MORTE










Baudelaire 


XLV

O TIRO E O CEMITÉRIO* 

Em frente ao cemitério, Estaminet (39) 

Letreiro esquisito, - diz consigo o nosso passeador, - mas próprio para despertar a
sede! Certamente, o dono desse cabaré sabe apreciar Horácio (40) e os poetas discípulos de
Epicuro (41). Talvez mesmo conheça o refinamento profundo dos antigos egípcios, que não
admitiam banquete sem esqueleto, ou outro símbolo qualquer da brevidade da vida.
Entrou, bebeu uma garrafa de cerveja diante dos túmulos e fumou vagarosamente
um charuto. Depois, teve a extravagância de ir até ao cemitério, onde o mato era alto e
convidativo, e onde reinava um riquíssimo sol.

A luz e o calor eram causticantes. Dir-se-ia que o sol embriagado espojava-se todo
sobre um tapete de flores magníficas fertilizadas pela destruição. Um imenso burburinho de
vida, - a vida dos infinitamente pequenos, - enchia o espaço cortado a intervalos regulares
pela crepitação dos disparos de um tiro vizinho, que ressoavam como o espocar das
garrafas de champagne  no gorjeio de uma sinfonia em surdina.

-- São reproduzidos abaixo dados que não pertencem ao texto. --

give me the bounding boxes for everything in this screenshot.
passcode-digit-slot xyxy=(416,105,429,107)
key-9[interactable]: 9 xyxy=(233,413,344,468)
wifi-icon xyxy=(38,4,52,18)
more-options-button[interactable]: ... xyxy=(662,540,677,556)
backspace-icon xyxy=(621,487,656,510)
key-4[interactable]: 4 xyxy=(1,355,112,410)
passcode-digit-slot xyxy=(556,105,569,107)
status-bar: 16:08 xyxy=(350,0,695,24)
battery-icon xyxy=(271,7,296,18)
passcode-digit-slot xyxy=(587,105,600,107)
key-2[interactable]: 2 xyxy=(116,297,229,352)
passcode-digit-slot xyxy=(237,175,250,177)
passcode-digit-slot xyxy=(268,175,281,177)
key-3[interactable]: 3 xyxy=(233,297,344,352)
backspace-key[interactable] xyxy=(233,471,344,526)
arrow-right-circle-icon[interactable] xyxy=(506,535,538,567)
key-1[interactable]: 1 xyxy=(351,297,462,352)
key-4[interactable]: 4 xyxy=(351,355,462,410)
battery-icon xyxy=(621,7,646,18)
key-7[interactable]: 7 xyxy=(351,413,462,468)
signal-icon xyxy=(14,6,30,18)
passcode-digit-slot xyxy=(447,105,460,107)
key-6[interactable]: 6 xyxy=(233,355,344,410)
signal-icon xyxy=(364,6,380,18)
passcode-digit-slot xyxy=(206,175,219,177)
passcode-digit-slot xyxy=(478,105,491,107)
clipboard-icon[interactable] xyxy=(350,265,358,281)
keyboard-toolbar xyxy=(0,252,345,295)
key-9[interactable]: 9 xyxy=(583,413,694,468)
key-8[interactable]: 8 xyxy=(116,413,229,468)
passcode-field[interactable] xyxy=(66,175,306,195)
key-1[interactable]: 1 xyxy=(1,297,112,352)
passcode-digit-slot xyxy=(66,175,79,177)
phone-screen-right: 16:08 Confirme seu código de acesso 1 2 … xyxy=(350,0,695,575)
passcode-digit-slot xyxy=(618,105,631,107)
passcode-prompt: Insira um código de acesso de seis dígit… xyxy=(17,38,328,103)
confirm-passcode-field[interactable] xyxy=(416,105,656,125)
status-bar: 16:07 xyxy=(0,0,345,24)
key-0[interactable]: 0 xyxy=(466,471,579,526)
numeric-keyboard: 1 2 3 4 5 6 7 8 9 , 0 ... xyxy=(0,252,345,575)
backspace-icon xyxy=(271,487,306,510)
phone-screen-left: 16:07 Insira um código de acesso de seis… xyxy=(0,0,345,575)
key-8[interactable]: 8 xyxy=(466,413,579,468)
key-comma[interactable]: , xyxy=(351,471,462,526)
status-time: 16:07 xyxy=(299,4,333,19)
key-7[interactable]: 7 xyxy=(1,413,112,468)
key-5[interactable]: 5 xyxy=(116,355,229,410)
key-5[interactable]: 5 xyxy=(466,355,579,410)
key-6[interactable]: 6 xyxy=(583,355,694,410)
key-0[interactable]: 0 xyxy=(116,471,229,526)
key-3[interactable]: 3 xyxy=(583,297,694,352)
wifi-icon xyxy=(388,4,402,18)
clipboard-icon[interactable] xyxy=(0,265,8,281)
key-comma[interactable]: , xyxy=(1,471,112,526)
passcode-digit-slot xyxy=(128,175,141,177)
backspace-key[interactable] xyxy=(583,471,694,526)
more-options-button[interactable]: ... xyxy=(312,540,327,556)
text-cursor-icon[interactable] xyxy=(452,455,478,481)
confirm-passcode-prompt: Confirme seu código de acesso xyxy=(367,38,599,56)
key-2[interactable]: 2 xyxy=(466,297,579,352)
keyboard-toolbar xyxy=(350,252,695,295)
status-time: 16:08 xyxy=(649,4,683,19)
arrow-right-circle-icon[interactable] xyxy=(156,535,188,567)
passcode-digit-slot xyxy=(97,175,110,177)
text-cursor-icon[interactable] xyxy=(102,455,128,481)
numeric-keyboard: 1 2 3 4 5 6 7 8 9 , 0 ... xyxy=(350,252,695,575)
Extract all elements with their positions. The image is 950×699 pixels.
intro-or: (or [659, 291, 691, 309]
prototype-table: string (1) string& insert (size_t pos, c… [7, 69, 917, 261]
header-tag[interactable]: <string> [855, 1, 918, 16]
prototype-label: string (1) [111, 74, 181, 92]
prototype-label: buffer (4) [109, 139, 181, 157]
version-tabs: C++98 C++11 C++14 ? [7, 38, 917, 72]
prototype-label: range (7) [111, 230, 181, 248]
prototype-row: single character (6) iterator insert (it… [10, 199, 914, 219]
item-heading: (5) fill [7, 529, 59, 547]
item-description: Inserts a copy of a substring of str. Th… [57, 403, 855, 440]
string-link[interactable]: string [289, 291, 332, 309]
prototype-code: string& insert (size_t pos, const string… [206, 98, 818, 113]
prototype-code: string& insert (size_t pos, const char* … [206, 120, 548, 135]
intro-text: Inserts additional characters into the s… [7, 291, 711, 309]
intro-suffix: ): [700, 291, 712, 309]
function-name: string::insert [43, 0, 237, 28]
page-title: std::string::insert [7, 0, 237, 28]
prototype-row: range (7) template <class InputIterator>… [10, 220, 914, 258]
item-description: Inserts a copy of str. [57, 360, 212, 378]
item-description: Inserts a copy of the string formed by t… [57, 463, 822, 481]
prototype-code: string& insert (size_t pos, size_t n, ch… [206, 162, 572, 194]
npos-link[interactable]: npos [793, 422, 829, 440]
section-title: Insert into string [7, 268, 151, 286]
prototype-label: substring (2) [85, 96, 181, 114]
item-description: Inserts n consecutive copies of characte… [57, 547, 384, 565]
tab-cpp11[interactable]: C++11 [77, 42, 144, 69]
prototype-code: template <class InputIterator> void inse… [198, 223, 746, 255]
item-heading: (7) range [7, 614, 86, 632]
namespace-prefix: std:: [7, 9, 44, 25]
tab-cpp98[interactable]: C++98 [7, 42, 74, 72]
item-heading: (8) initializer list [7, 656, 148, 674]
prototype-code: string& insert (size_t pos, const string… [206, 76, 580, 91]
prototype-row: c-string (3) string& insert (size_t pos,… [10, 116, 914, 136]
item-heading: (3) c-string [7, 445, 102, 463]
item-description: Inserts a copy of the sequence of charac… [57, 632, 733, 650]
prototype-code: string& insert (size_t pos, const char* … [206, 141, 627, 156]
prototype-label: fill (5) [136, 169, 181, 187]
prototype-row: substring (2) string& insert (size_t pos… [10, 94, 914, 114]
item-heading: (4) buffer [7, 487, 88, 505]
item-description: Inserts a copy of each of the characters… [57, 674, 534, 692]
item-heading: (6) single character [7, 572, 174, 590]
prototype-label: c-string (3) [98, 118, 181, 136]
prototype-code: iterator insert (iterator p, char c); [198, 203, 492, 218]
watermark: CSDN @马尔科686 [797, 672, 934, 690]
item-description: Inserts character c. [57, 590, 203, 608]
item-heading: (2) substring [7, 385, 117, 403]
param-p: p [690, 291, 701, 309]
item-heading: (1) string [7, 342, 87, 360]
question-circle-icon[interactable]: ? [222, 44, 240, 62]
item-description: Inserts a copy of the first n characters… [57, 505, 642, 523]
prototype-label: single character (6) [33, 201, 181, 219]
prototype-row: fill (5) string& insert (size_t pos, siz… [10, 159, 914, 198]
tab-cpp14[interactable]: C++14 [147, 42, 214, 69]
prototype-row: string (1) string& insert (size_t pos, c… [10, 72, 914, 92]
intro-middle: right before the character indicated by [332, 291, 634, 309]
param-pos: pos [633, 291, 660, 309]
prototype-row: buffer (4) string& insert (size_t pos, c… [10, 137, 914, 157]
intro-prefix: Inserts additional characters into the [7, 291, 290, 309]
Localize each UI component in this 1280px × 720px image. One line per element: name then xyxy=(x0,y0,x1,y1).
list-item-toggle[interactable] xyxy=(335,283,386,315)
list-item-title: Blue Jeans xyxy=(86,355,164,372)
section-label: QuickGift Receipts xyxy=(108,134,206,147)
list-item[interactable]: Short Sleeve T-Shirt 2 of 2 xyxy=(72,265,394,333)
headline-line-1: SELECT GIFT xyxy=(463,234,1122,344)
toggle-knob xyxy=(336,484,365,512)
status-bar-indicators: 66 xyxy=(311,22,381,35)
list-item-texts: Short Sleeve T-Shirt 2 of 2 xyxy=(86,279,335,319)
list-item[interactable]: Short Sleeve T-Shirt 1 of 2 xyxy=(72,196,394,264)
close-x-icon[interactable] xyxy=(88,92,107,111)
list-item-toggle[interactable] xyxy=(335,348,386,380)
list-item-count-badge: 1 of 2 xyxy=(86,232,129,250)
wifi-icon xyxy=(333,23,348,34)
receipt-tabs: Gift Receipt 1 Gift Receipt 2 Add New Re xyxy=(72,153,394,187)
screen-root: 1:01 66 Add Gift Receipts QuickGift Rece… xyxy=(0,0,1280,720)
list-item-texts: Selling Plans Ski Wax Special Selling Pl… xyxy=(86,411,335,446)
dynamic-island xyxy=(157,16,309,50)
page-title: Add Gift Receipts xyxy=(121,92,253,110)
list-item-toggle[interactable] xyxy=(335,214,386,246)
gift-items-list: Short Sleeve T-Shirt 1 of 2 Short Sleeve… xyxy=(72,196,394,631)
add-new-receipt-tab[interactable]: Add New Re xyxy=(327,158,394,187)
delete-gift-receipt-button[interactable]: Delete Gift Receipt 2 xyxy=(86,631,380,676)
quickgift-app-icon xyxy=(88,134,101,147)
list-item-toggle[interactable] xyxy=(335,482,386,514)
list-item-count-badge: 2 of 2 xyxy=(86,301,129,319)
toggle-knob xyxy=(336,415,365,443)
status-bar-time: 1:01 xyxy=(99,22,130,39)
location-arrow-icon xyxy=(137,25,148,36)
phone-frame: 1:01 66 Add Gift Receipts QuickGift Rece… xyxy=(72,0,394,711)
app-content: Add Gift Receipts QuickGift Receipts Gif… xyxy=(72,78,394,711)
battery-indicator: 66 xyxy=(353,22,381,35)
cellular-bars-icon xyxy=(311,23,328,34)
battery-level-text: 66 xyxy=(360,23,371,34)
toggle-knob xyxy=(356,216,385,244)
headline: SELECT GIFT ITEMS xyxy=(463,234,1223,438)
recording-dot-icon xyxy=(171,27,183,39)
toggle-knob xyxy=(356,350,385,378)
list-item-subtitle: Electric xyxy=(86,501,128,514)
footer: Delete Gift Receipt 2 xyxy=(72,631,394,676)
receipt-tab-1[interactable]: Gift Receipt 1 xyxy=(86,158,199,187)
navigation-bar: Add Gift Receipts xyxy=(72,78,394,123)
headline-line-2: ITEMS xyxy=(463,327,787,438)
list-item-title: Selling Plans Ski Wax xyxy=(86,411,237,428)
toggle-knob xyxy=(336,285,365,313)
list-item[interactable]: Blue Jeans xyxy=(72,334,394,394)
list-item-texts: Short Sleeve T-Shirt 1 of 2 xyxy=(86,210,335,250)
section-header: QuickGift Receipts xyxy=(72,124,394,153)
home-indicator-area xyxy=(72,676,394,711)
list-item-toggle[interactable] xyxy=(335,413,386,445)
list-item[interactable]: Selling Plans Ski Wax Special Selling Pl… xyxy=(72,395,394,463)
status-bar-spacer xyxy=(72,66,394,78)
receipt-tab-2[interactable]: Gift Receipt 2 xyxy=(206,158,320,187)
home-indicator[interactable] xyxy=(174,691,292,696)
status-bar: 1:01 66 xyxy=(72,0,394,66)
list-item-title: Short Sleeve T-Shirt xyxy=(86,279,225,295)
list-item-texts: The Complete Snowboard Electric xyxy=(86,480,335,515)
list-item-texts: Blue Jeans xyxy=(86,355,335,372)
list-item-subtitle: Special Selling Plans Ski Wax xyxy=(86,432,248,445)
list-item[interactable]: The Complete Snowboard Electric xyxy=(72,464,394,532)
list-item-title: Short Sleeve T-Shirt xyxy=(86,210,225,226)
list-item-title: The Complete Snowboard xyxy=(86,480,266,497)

Então, sob o sol que lhe esquentava o cérebro e na atmosfera dos ardentes perfumes
da Morte, ouviu uma voz cochichar debaixo do túmulo em que se sentara. Essa voz dizia:

- Malditos sejam vossos alvos e vossas carabinas, oh vivos turbulentos, que tão
pouco vos importais com os defuntos e o seu divino repouso! Malditas sejam as vossas
ambições, malditos os vossos planos, oh mortais impacientes, que vindes aprender a arte de
matar junto ao santuário da Morte! Se soubésseis como é fácil ganhar o prêmio, como é
fácil alcançar o fim, e como tudo é nada, exceto a Morte, não vos fatigaríeis tanto, oh
laboriosos viventes, e perturbaríeis menos o sono dos que há tanto tempo puseram no Fim o
único fim verdadeiro da detestável vida!


* Pequenos Poemas em Prosa -  Charles Baudelaire - Athena Editora.Rio, em Agosto de 1937.